Wait a minute, some may say. If you are told that the other envelope has equal probability of containing 2y or y/2 dollars, after you open the first envelope and find within it y dollars, you should obviously switch. So what is the difference between this setup and the original one?

Well, the two setups are quite different. To clarify their difference, it is helpful to consider how the second setup can be correctly implemented. A simple way is to begin with an empty envelope, and have another person put in it either 2y or y/2 with equal probability after you open the first envelope. No matter how it is implemented, the second setup requires making changes to the envelopes after the first envelope is opened, and the change depends on the amount in the opened envelope. So you will be playing a different game than the original one: in the original setup, the two envelopes are prepared beforehand and are not adjusted after your first pick.

The difference between the second and the original setup thus reveals the true fallacy of the paradox: it confuses the expectation of a two-step procedure with that of its second step alone. The two steps are: 1) pick one envelope out of the two, find out the amount within, 2) decide whether to keep it or switch to the other. Your expected earning depends on your action in the first step as well as on the second.

After opening the first envelope and finding y dollars in it, there are two possibilities for the initial set-up of envelopes: {y, y/2} and {2y, y}, and they are equally probable: P({y, y/2}) = P({2y,y}) = p. The expected earning, should you decide to switch on the second step, is

   P({y,y/2})[P(1st is y|{y,y/2}) y/2 + P(1st is y/2)|{y,y/2}) y
+ P({2y,y})[P(1st is y|{2y,y}) 2y + P(1st is 2y)|{2y,y}) y] = 2.25 p y

The expected earning of not switching on the second step is

   P({y,y/2})[P(1st is y|{y,y/2}) y + P(1st is y/2)|{y,y/2}) y/2] 
P({2y,y})[P(1st is y|{2y,y}) y + P(1st is 2y)|{2y,y}) 2y] = 2.25 p y

Again, there is no difference either you keep your pick or switch.

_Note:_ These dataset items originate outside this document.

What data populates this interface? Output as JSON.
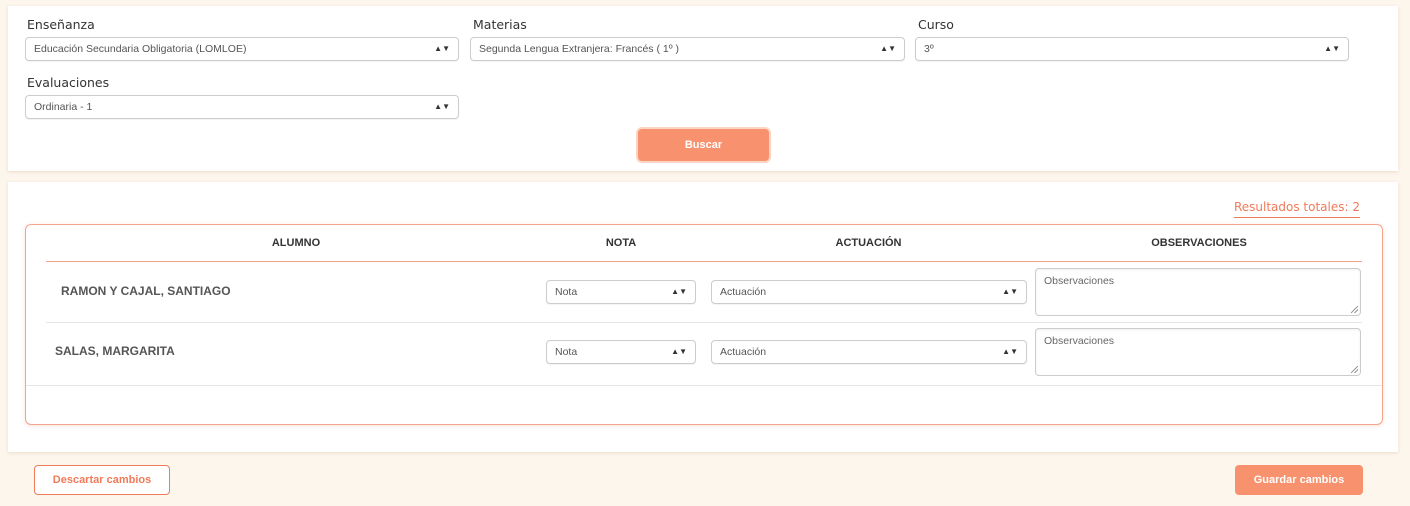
{
  "filters": {
    "ensenanza": {
      "label": "Enseñanza",
      "value": "Educación Secundaria Obligatoria (LOMLOE)"
    },
    "materias": {
      "label": "Materias",
      "value": "Segunda Lengua Extranjera: Francés ( 1º )"
    },
    "curso": {
      "label": "Curso",
      "value": "3º"
    },
    "evaluaciones": {
      "label": "Evaluaciones",
      "value": "Ordinaria - 1"
    },
    "search_label": "Buscar"
  },
  "results": {
    "total_text": "Resultados totales: 2",
    "columns": [
      "ALUMNO",
      "NOTA",
      "ACTUACIÓN",
      "OBSERVACIONES"
    ],
    "rows": [
      {
        "student": "RAMON Y CAJAL, SANTIAGO",
        "nota_placeholder": "Nota",
        "actuacion_placeholder": "Actuación",
        "observaciones_placeholder": "Observaciones"
      },
      {
        "student": "SALAS, MARGARITA",
        "nota_placeholder": "Nota",
        "actuacion_placeholder": "Actuación",
        "observaciones_placeholder": "Observaciones"
      }
    ]
  },
  "footer": {
    "discard_label": "Descartar cambios",
    "save_label": "Guardar cambios"
  },
  "colors": {
    "accent": "#f7916e",
    "accent_text": "#f07a5a",
    "page_background": "#fdf6ec"
  },
  "icons": {
    "select_caret": "up-down-caret-icon",
    "textarea_resize": "resize-grip-icon"
  }
}
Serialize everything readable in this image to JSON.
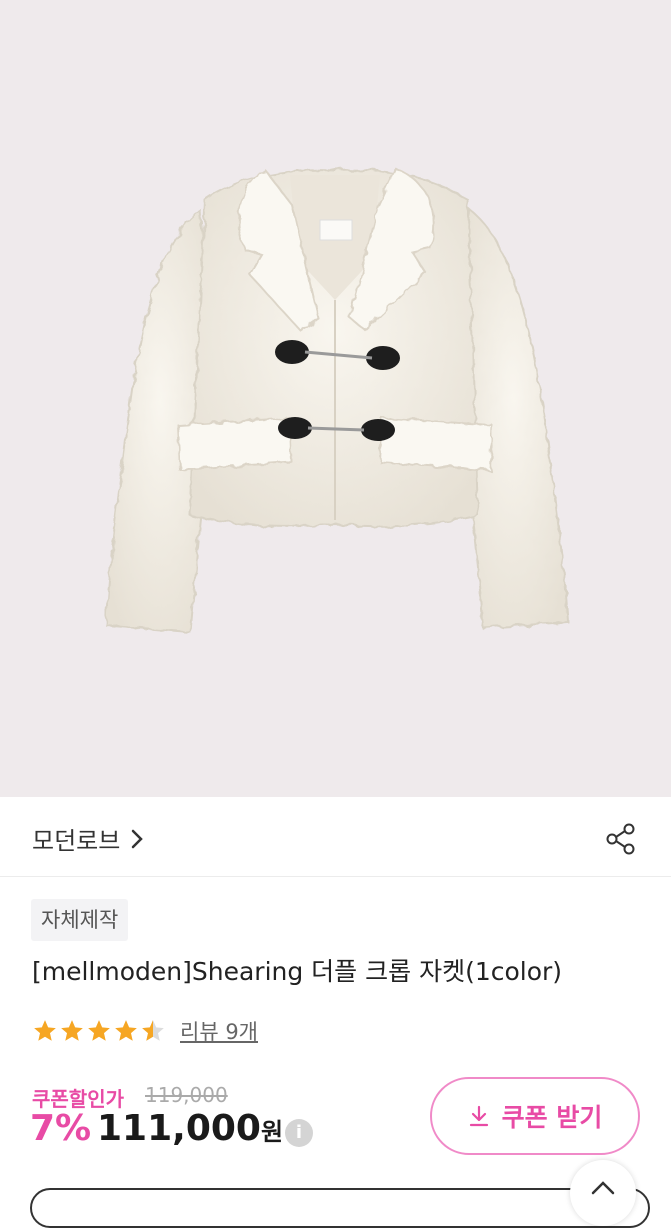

There is actually another subtlety. In the above analysis, I should have written P(y is x|y) and P(y is 2x|y) to denote the conditional probabilities that the picked envelope contains x or 2x, given that the revealed amount is y. I have taken P(y is ...|y) = P(y is ...), with the assumption that seeing what is in the envelope does not tell you any information on whether it is x or 2x. This is not necessarily true when you have additional information available. For example, if you know that neither envelope contains more than 1 million dollars, and your opened envelope contains over half a million dollars, you should definitely not switch. On the other hand, if your opened envelope contains 5 cents, and realistically you know that there is no way for the other envelope to have 2.5 cents (physically impossible), you should definitely switch since you now know for sure that the other envelope has 10 cents in it.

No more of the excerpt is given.